Department of Biological Engineering, Massachusetts Institute of Technology, Cambridge, Massachusetts, USA.
Appl Environ Microbiol. 2013 Nov;79(21):6593-603. doi: 10.1128/AEM.00342-13. Epub 2013 Aug 23.
16S rRNA sequencing, commonly used to survey microbial communities, begins by grouping individual reads into operational taxonomic units (OTUs). There are two major challenges in calling OTUs: identifying bacterial population boundaries and differentiating true diversity from sequencing errors. Current approaches to identifying taxonomic groups or eliminating sequencing errors rely on sequence data alone, but both of these activities could be informed by the distribution of sequences across samples. Here, we show that using the distribution of sequences across samples can help identify population boundaries even in noisy sequence data. The logic underlying our approach is that bacteria in different populations will often be highly correlated in their abundance across different samples. Conversely, 16S rRNA sequences derived from the same population, whether slightly different copies in the same organism, variation of the 16S rRNA gene within a population, or sequences generated randomly in error, will have the same underlying distribution across sampled environments. We present a simple OTU-calling algorithm (distribution-based clustering) that uses both genetic distance and the distribution of sequences across samples and demonstrate that it is more accurate than other methods at grouping reads into OTUs in a mock community. Distribution-based clustering also performs well on environmental samples: it is sensitive enough to differentiate between OTUs that differ by a single base pair yet predicts fewer overall OTUs than most other methods. The program can decrease the total number of OTUs with redundant information and improve the power of many downstream analyses to describe biologically relevant trends.

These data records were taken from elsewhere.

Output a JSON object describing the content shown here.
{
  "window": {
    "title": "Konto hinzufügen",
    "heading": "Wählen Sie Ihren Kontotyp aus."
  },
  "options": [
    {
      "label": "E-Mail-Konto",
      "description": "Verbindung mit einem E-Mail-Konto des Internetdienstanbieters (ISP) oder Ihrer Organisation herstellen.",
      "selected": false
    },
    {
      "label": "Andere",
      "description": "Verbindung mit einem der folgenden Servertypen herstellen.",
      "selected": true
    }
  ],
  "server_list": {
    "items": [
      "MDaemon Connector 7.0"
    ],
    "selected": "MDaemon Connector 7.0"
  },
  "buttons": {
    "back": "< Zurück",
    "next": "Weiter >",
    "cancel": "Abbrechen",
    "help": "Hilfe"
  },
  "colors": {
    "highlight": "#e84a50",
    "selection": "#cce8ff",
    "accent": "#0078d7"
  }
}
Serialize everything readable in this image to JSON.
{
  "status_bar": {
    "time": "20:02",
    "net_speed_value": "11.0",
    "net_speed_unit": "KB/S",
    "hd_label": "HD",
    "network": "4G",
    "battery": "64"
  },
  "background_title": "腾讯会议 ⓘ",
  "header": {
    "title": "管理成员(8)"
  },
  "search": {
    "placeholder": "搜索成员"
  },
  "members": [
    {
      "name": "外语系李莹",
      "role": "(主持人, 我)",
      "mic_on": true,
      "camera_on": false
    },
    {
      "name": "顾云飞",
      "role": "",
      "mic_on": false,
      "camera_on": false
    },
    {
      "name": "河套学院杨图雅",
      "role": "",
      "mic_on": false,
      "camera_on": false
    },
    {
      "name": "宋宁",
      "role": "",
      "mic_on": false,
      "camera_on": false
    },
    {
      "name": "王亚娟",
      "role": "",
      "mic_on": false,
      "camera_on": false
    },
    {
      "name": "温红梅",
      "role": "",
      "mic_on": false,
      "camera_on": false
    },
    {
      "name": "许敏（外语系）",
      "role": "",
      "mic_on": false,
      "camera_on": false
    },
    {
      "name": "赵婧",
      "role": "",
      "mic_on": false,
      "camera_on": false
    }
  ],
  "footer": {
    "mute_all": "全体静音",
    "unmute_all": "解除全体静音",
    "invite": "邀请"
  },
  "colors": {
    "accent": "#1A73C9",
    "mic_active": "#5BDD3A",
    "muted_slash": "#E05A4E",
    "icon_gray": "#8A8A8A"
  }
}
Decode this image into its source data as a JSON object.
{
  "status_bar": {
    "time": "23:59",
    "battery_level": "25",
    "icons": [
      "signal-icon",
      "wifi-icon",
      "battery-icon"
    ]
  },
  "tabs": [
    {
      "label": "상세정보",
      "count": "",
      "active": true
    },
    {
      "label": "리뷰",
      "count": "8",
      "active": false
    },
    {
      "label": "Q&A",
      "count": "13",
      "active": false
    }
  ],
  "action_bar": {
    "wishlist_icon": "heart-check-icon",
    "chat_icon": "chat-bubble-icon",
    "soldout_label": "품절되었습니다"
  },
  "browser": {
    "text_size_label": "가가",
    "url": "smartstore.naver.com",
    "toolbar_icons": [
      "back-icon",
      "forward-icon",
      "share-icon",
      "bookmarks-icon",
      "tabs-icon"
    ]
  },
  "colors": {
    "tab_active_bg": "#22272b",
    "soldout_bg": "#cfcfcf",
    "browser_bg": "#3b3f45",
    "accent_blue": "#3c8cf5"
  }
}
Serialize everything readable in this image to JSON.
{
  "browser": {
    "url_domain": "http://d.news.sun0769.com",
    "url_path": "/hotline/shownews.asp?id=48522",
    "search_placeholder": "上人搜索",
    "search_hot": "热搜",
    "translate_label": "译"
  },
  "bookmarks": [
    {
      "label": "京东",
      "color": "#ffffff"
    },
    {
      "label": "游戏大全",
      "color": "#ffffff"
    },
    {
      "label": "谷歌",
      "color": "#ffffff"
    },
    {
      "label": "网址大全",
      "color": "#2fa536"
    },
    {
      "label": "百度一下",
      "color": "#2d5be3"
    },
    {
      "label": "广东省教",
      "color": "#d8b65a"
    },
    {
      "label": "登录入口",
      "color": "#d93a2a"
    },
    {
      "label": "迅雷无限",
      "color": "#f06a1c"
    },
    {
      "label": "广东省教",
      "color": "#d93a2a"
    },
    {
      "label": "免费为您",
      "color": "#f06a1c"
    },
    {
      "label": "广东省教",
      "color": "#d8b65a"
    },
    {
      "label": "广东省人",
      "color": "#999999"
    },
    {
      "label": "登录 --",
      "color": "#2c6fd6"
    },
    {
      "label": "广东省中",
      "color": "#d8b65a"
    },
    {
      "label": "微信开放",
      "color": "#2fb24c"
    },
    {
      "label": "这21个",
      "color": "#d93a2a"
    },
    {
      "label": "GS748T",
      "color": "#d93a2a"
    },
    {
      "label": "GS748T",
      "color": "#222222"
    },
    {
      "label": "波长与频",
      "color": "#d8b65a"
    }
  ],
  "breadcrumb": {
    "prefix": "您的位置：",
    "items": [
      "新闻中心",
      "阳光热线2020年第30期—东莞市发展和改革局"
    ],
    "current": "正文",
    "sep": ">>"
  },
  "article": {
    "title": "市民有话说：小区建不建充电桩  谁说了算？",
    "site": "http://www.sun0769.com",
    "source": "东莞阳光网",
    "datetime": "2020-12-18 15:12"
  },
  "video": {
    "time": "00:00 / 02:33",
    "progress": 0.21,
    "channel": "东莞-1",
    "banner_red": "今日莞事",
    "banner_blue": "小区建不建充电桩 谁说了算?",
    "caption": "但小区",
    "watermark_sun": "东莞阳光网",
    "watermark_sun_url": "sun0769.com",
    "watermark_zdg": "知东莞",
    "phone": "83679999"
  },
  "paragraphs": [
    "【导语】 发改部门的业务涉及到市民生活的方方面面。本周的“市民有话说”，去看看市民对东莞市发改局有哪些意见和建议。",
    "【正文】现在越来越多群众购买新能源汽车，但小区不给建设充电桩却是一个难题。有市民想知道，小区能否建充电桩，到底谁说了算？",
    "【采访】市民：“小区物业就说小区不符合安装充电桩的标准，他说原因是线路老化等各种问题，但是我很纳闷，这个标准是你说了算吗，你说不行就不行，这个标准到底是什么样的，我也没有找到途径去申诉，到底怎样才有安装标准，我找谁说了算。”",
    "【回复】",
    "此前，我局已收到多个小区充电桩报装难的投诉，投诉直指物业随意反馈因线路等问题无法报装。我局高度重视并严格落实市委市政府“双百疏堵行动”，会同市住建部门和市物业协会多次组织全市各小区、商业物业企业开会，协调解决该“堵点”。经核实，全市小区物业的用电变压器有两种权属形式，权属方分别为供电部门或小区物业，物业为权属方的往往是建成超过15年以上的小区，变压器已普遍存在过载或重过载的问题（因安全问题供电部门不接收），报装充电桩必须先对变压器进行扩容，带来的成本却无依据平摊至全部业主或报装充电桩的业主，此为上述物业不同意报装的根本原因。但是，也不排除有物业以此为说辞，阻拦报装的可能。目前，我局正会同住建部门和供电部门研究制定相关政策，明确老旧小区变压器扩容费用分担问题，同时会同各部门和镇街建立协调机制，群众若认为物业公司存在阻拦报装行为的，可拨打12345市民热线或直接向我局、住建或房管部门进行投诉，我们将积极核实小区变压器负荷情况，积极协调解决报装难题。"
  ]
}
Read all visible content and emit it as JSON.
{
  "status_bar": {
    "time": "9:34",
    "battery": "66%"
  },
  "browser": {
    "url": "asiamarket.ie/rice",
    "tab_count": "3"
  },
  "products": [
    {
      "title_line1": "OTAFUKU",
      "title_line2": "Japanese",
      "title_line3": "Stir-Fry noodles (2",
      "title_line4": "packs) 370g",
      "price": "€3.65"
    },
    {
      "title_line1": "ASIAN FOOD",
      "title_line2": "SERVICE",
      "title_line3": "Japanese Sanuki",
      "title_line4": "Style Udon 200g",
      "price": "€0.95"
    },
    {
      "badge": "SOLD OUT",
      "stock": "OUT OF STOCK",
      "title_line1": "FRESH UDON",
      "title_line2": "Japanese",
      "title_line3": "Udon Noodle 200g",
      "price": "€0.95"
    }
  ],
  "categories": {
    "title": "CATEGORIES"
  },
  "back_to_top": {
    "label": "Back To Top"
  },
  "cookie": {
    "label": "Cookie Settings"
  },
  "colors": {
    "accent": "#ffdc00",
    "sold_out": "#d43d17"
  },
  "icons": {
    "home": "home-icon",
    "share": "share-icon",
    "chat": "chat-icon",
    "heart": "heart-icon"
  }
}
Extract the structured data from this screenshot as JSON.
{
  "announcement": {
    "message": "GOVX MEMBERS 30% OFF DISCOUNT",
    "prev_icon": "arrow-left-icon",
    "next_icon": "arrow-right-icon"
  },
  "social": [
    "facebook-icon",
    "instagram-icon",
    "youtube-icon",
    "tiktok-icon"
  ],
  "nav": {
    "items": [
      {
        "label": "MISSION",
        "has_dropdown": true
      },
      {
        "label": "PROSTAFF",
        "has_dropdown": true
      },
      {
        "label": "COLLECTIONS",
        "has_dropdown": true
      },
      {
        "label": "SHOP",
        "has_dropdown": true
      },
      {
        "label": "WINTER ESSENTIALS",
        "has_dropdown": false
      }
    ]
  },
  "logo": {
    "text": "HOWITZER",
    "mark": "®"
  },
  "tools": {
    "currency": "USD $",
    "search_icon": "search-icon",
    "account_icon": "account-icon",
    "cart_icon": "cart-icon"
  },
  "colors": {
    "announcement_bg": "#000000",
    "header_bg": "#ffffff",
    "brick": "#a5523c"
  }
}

16S rRNA 测序常用于调查微生物群落,其首先将个体读取序列聚类为操作分类单元 (OTU)。在调用 OTU 时存在两个主要挑战:识别细菌种群边界和区分真实多样性与测序误差。目前,识别分类群或消除测序错误的方法依赖于序列数据本身,但这两种活动都可以通过序列在样本中的分布来提供信息。在这里,我们表明,即使在噪声序列数据中,使用序列在样本中的分布也可以帮助识别种群边界。我们方法的基本逻辑是,不同种群中的细菌在不同样本中的丰度通常高度相关。相反,来自同一种群的 16S rRNA 序列,无论是同一生物体中略有不同的副本、种群内 16S rRNA 基因的变异,还是随机错误生成的序列,在采样环境中都具有相同的基本分布。我们提出了一种简单的 OTU 调用算法(基于分布的聚类),该算法同时使用遗传距离和序列在样本中的分布,并证明它比其他方法更能准确地将读取序列聚类为 OTU 在模拟群落中。基于分布的聚类在环境样本上也表现良好:它足够敏感,可以区分仅相差一个碱基的 OTU,但预测的总体 OTU 比大多数其他方法少。该程序可以减少具有冗余信息的 OTU 总数,并提高许多下游分析描述生物相关趋势的能力。